The paper provides an extensive evaluation of MoT architectures across three significant experiments: Chameleon settings for text-and-image objectives, speech integration in the Chameleon framework, and Transfusion settings incorporating diffusion-based objectives. In each of these settings, MoT demonstrates substantial reductions in the computational overhead compared to dense baselines. Notably, in the Chameleon 7B setting, MoT achieves comparable performance to its dense counterpart while utilizing only 55.8% of the FLOPs for text-and-image tasks, while the inclusion of a speech modality achieves baseline performance with only 37.2% of the FLOPs.

Implications and Efficiency Gains

MoT’s efficiency is further highlighted by direct performance metrics gathered using AWS infrastructure with NVIDIA A100 GPUs. The architecture achieves significant practical benefits; for instance, in wall-clock time, MoT matched dense baseline performance in image and text tasks with substantial reductions in required training time. It underscores MoT's ability to deliver high performance while optimizing the use of computational resources.

Exploring Hybrid Models

The paper also considers potential synergies between the proposed MoT framework and other sparse model architectures, such as Mixture-of-Experts (MoE). An exploratory variant that integrates MoE within MoT demonstrates additional gains in efficiency and performance, suggesting a promising pathway for mixed architectures that leverage the strengths of different sparse methodologies.
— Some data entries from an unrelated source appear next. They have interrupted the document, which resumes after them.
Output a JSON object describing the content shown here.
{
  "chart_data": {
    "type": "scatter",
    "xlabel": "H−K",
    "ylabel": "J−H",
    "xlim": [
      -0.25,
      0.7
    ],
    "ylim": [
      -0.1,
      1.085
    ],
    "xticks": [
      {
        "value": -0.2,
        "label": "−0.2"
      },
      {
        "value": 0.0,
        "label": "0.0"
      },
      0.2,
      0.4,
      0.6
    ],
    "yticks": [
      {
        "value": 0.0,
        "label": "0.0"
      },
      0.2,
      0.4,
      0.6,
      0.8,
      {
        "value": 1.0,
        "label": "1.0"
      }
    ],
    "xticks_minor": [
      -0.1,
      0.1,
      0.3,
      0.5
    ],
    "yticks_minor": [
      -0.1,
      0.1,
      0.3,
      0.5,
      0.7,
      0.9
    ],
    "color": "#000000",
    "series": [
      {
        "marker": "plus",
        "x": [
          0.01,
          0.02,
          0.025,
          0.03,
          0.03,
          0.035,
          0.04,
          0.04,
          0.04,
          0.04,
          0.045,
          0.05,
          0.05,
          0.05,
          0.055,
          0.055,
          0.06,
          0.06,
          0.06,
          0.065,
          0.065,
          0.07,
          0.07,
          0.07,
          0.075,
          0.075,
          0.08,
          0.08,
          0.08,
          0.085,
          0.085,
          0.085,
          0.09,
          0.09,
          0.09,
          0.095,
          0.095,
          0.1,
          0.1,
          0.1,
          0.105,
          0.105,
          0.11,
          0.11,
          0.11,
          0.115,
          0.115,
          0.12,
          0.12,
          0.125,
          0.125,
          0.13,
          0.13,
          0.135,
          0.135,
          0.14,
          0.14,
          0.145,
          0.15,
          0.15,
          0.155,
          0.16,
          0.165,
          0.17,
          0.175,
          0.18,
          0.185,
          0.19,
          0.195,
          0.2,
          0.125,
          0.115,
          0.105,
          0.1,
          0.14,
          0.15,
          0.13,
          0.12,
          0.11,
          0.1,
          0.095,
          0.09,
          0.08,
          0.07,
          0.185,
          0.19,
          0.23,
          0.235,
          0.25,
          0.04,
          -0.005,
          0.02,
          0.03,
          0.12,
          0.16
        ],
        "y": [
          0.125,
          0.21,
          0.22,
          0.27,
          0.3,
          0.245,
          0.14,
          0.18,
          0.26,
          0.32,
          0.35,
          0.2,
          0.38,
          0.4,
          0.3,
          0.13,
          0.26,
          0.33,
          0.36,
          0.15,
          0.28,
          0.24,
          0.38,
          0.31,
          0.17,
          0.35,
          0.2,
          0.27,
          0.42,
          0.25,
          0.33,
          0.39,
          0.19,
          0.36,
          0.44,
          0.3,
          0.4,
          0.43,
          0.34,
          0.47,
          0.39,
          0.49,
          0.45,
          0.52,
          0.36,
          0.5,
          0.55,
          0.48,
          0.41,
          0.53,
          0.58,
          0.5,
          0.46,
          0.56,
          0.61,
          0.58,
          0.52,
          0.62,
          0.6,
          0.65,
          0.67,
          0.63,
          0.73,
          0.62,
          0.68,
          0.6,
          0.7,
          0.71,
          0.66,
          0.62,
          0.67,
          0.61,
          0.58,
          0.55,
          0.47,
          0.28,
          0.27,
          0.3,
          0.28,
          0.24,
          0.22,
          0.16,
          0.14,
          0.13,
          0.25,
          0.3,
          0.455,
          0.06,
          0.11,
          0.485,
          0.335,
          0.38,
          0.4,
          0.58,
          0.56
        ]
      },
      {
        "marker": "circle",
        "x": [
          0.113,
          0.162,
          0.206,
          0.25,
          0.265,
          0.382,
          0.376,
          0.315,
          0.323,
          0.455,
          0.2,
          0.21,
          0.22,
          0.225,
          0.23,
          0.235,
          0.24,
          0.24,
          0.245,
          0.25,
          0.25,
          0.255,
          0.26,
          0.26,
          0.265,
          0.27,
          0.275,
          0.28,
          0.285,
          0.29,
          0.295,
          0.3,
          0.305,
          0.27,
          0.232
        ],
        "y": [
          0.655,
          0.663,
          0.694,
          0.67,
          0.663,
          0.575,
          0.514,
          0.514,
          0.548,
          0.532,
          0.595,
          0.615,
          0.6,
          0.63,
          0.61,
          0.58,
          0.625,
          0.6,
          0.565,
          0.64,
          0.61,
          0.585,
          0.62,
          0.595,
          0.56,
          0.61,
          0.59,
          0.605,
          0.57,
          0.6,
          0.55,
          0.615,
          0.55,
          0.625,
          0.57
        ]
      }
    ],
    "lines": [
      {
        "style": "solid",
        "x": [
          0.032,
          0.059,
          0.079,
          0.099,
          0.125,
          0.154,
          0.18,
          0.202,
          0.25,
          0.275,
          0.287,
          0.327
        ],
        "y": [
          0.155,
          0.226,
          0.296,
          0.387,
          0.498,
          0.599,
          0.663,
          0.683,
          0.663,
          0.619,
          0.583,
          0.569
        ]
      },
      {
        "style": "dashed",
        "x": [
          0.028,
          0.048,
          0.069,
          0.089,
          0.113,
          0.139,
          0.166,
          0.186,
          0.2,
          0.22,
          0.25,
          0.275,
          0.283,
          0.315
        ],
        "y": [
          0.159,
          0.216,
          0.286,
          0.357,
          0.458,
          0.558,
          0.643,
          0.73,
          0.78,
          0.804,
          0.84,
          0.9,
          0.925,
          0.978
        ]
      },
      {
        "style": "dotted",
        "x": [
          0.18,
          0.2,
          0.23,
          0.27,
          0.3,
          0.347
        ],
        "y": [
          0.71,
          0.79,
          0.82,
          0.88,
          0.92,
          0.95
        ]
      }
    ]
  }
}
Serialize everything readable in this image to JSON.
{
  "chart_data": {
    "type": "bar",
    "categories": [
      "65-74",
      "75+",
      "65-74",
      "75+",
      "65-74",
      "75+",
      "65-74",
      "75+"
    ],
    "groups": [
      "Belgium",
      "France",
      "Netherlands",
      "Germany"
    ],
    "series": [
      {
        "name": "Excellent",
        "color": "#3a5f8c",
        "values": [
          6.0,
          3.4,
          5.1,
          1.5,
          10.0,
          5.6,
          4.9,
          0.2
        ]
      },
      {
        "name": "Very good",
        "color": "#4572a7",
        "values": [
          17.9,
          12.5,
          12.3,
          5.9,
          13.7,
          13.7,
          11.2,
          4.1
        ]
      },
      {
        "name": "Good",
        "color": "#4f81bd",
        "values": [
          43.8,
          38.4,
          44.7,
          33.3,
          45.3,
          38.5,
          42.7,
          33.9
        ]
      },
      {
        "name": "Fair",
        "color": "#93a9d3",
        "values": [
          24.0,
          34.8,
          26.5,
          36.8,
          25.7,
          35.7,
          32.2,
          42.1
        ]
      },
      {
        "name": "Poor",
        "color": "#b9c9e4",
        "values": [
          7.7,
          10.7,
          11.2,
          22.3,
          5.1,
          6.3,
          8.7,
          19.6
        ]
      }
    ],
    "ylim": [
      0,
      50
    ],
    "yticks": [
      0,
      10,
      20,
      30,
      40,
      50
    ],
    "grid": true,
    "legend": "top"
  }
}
Critiques and Future Trajectories

While Mixture-of-Transformers provides a robust framework for multi-modal learning, the models were primarily tested in controlled settings constrained to specific FLOP configurations. Future explorations could extend to dynamically adjusting sparsity patterns per modality depending on the real-time computational and application-specific demands.

Additionally, MoT's scalability across even larger datasets and broader modality types remains a promising area for subsequent research. As multi-modal models continue to grow in scale and complexity, frameworks like MoT provide a crucial blueprint for achieving efficient, scalable AI systems capable of seamlessly integrating diverse data modalities. This architecture offers an exciting path forward in the continuous pursuit of advanced AI modeling approaches.